The notions of symmetric, harmonically symmetric, $p$ -symmetric, geometrically symmetric are examples of Definition 2. These are defined explicitly in ^[8,9,10].

We have obtained the following versions of the Fejér-Hadamard inequality for convex function with respect to a strictly monotone function.

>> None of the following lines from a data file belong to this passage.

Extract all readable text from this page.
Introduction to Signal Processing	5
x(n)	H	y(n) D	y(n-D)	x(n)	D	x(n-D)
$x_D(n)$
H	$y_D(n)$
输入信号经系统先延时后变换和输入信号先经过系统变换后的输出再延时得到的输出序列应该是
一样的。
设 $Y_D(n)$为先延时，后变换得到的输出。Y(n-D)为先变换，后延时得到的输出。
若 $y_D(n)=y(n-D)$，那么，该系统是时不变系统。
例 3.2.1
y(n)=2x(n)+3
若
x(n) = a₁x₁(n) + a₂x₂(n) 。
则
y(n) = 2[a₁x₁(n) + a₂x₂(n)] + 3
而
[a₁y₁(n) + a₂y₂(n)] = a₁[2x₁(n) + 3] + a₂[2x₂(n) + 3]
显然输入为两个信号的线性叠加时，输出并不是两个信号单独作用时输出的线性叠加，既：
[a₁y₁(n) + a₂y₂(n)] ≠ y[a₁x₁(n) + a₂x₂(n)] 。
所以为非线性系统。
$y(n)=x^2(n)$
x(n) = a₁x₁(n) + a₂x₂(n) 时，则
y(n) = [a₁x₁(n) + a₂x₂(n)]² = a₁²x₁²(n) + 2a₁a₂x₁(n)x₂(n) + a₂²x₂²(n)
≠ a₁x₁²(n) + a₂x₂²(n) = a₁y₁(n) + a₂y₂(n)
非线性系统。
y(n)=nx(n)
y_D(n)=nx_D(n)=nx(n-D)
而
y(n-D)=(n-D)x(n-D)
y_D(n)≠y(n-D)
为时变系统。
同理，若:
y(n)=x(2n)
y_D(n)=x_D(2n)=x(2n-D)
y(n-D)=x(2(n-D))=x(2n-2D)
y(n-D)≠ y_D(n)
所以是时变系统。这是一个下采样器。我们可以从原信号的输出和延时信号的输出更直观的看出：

Theorem 2. ^[7] Let $I, J$ be intervals in $\mathbb{R}$ and $\psi:[a, b]\subset I\rightarrow \mathbb{R}$ be a convex function, also let $\varphi:J\supset [a, b]\rightarrow \mathbb{R}$ be a strictly monotone function. Further, let $\psi$ be convex with respect to $\varphi$ , and $\eta: [a, b]\rightarrow \mathbb{R}$ be non-negative integrable and symmetric with respect to $\varphi$ about $\frac{\varphi(a)+\varphi(b)}{2}$ . Then the following inequality holds:

$\begin{align} &\psi\left(\varphi^{-1}\left(\frac{\varphi(a)+\varphi(b)}{2}\right)\right)\int_{\varphi(a)}^{\varphi(b)} \eta\left(\varphi^{-1}(t)\right) d\xi\leq \int_{\varphi(a)}^{\varphi(b)} \psi\left(\varphi^{-1}(t)\right) \eta\left(\varphi^{-1}(t)\right) d\xi\\&\leq\frac{\psi(a)+\psi(b)}{2}\int_{\varphi(a)}^{\varphi(b)} \eta\left(\varphi^{-1}(t)\right) d\xi. \end{align}$

(1.12)

The aim of this paper is to give two Riemann-Liouville fractional versions of the Fejér-Hadamard inequality for convex function with respect to a strictly monotone function by using symmetricity with respect to strictly monotone function. These Fejér-Hadamard inequalities for specific strictly monotone functions will give results for convex, geometric convex, harmonically convex and $p$ -convex functions published by different authors in ^{[5,7,8,9,10,11,12,13,14,15,16]}. The following definition gives the left as well as right Riemann-Liouville fractional integral operators:

Definition 3. ^[17] Let $\mu > 0$ and $\psi \in L_1[a, b]$ . Then Riemann-Liouville fractional integral operators of order $\mu$ are defined by:

$\begin{equation} I^{\mu}_{a^+}\psi(x): = \frac{1}{\Gamma(\mu)}\int^{x}_{a}{\frac{\psi(t)}{(x-t)^{{1-\mu}}}}dt, \quad x > a \end{equation}$

(1.13)

$\begin{equation} I^{\mu}_{b^-}\psi(x): = \frac{1}{\Gamma(\mu)}\int^{b}_{x}{\frac{\psi(t)}{(t-x)^{1-{\mu}}}}dt, \quad x < b, \end{equation}$

(1.14)

where $\Gamma(.)$ is notation for the gamma function.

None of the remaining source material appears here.